Inimitable Blondin ! Jusque dans sa correspondance la plus simple, la plus courte, on retrouve l’efficacité de son style, ses plus simples jaillissements de la langue. On connait bien sûr l’auteur d’Un signe en hiver pour ses bons mots, son ton souvent léger, la force tragique aussi de ses romans, ses nouvelles, ou de ses scénarios de films. Le voilà maintenant présenté dans sa version d’épistolier.
A mes prochains porte donc un titre qui en dit long sur ses relations épistolaires entretenues de manière très irrégulières certes, mais fidèlement tout au long de quarante longues années avec ceux dont il partageait la vie et, sans qui, il n’aurait pu aller jusqu’au bout de la sienne.

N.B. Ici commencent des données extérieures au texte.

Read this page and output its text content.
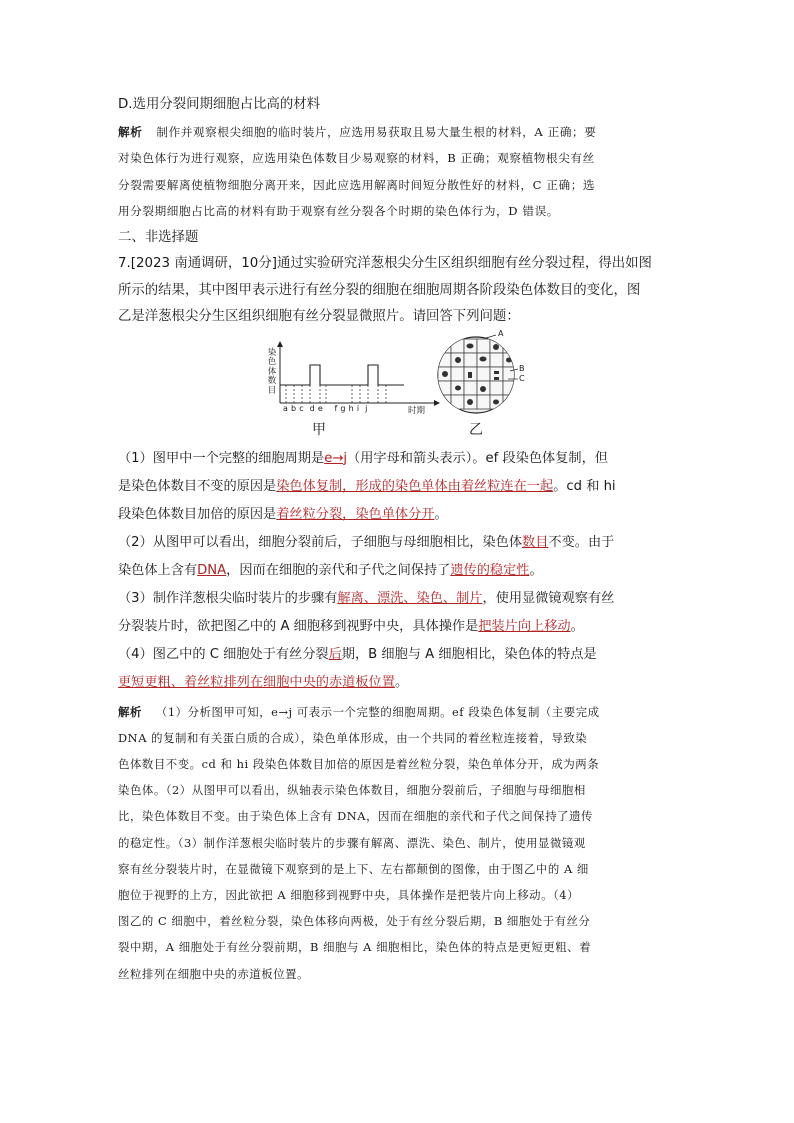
D.选用分裂间期细胞占比高的材料
解析 制作并观察根尖细胞的临时装片，应选用易获取且易大量生根的材料，A 正确；要
对染色体行为进行观察，应选用染色体数目少易观察的材料，B 正确；观察植物根尖有丝
分裂需要解离使植物细胞分离开来，因此应选用解离时间短分散性好的材料，C 正确；选
用分裂期细胞占比高的材料有助于观察有丝分裂各个时期的染色体行为，D 错误。
二、非选择题
7.[2023 南通调研，10分]通过实验研究洋葱根尖分生区组织细胞有丝分裂过程，得出如图
所示的结果，其中图甲表示进行有丝分裂的细胞在细胞周期各阶段染色体数目的变化，图
乙是洋葱根尖分生区组织细胞有丝分裂显微照片。请回答下列问题：
染
色
体
数
目
a b c  d e    f g h i  j	时期
甲
A
B
C
乙
（1）图甲中一个完整的细胞周期是e→j（用字母和箭头表示）。ef 段染色体复制，但
是染色体数目不变的原因是染色体复制，形成的染色单体由着丝粒连在一起。cd 和 hi
段染色体数目加倍的原因是着丝粒分裂，染色单体分开。
（2）从图甲可以看出，细胞分裂前后，子细胞与母细胞相比，染色体数目不变。由于
染色体上含有DNA，因而在细胞的亲代和子代之间保持了遗传的稳定性。
（3）制作洋葱根尖临时装片的步骤有解离、漂洗、染色、制片，使用显微镜观察有丝
分裂装片时，欲把图乙中的 A 细胞移到视野中央，具体操作是把装片向上移动。
（4）图乙中的 C 细胞处于有丝分裂后期，B 细胞与 A 细胞相比，染色体的特点是
更短更粗、着丝粒排列在细胞中央的赤道板位置。
解析 （1）分析图甲可知，e→j 可表示一个完整的细胞周期。ef 段染色体复制（主要完成
DNA 的复制和有关蛋白质的合成），染色单体形成，由一个共同的着丝粒连接着，导致染
色体数目不变。cd 和 hi 段染色体数目加倍的原因是着丝粒分裂，染色单体分开，成为两条
染色体。（2）从图甲可以看出，纵轴表示染色体数目，细胞分裂前后，子细胞与母细胞相
比，染色体数目不变。由于染色体上含有 DNA，因而在细胞的亲代和子代之间保持了遗传
的稳定性。（3）制作洋葱根尖临时装片的步骤有解离、漂洗、染色、制片，使用显微镜观
察有丝分裂装片时，在显微镜下观察到的是上下、左右都颠倒的图像，由于图乙中的 A 细
胞位于视野的上方，因此欲把 A 细胞移到视野中央，具体操作是把装片向上移动。（4）
图乙的 C 细胞中，着丝粒分裂，染色体移向两极，处于有丝分裂后期，B 细胞处于有丝分
裂中期，A 细胞处于有丝分裂前期，B 细胞与 A 细胞相比，染色体的特点是更短更粗、着
丝粒排列在细胞中央的赤道板位置。
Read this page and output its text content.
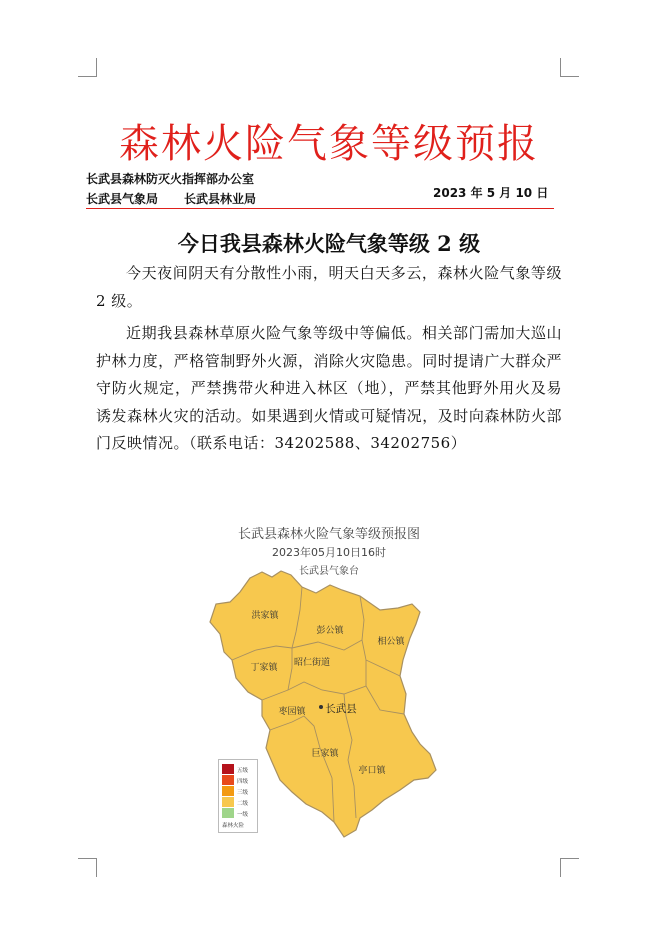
森林火险气象等级预报
长武县森林防灭火指挥部办公室
长武县气象局 长武县林业局	2023 年 5 月 10 日
今日我县森林火险气象等级 2 级

今天夜间阴天有分散性小雨，明天白天多云，森林火险气象等级 2 级。

近期我县森林草原火险气象等级中等偏低。相关部门需加大巡山护林力度，严格管制野外火源，消除火灾隐患。同时提请广大群众严守防火规定，严禁携带火种进入林区（地），严禁其他野外用火及易诱发森林火灾的活动。如果遇到火情或可疑情况，及时向森林防火部门反映情况。（联系电话：34202588、34202756）

长武县森林火险气象等级预报图
2023年05月10日16时
长武县气象台
洪家镇
彭公镇
相公镇
丁家镇 昭仁街道
枣园镇
巨家镇
亭口镇
长武县
五级
四级
三级
二级
一级
森林火险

Que ce soit ses lettres longues ou la moindre carte postale, voilà qu’il nous apparait qu’Antoine Blondin n’écrivait jamais à la légère. Quarante années de correspondances sont ainsi reprises ici ; peu de lettres en somme, une quantité qui rejoint la minceur d’une œuvre pourtant forte, colorée, à l’image d’une vie, difficile souvent, mais pleine de grivoiseries, se partageant entre Tours de France, voyages, mais aussi la difficulté d’écrire ; sans oublier bien sûr ses « prochains » : autant de visages, autant de figures qui colorent le paysage littéraire, qui occupent sa vie et sa pensée ; le destin d’un homme joyeux et vagabond à l’extérieur, mais pétrie à l’intérieur d’une angoisse existentielle, de doutes profonds qui gravent une vie. C’est d’ailleurs à sa mère, en 1943, qu’il écrit ces quelques lignes : « Spirituellement, l’ascendant progressif que je prends sur mes camarades de chambre m’est un réconfort puissant. Je cherchais un sens profond à ma présence ici, je l’ai trouvé. Elle doit être celle d’un pitre et celle d’un chef. » Voilà qui est dit ! Ces correspondances sont ainsi l’expression de la vie d’un singe en plein hiver, parfois dégouté d’écrire, jamais d’aimer, jouant les bohèmes, les insouciants, et qui a fini par accepter son image de joyeux drille, de poète ami de la bouteille et de la fête. Ces quelques lettres, ces quelques cartes postales sont précieuses pour les amateurs de Blondin : elles nous dévoilent un tout autre personnage que celui que l’on croyait connaître jusqu’ici. Celui d’un homme prenant ses responsabilités de fils et de français ; celui d’un homme obsédé par son passé, le sens de sa vie, le sens de la famille et de l’amitié fraternelle. C’est le portrait d’un homme qu’il nous dessine, dans ses lettres ou cartes postales parfois reproduites dans ces pages, selon un graphisme rond, dont la particularité essentielle, exquise, était de ressembler à celle d’un enfant, caractéristique d’un Blondin qui semblait avoir du mal à assumer sa condition d’adulte. Un adulte en proie au difficile métier de vivre, souvent insatisfait ; occupé autant par l’écriture que par ses prochains, conscient du désordre dans lequel il se débattait, et se demandant sans cesse, ce que la vie avait fait de lui. Autant baladin qu’écrivain épris de doutes, c’est surtout l’âme d’un poète que la vie n’épargne pas toujours que l’on lit s’exprimer silencieusement dans cette correspondance, dont la densité, la force n’ont d’égale que la minceur.
(Paru dans le magazine en ligne Boojum-mag.net, fev 2010.)
(Texte établi à partir de A mes prochains, Lettres 1943-1984, La table Ronde, 2009.)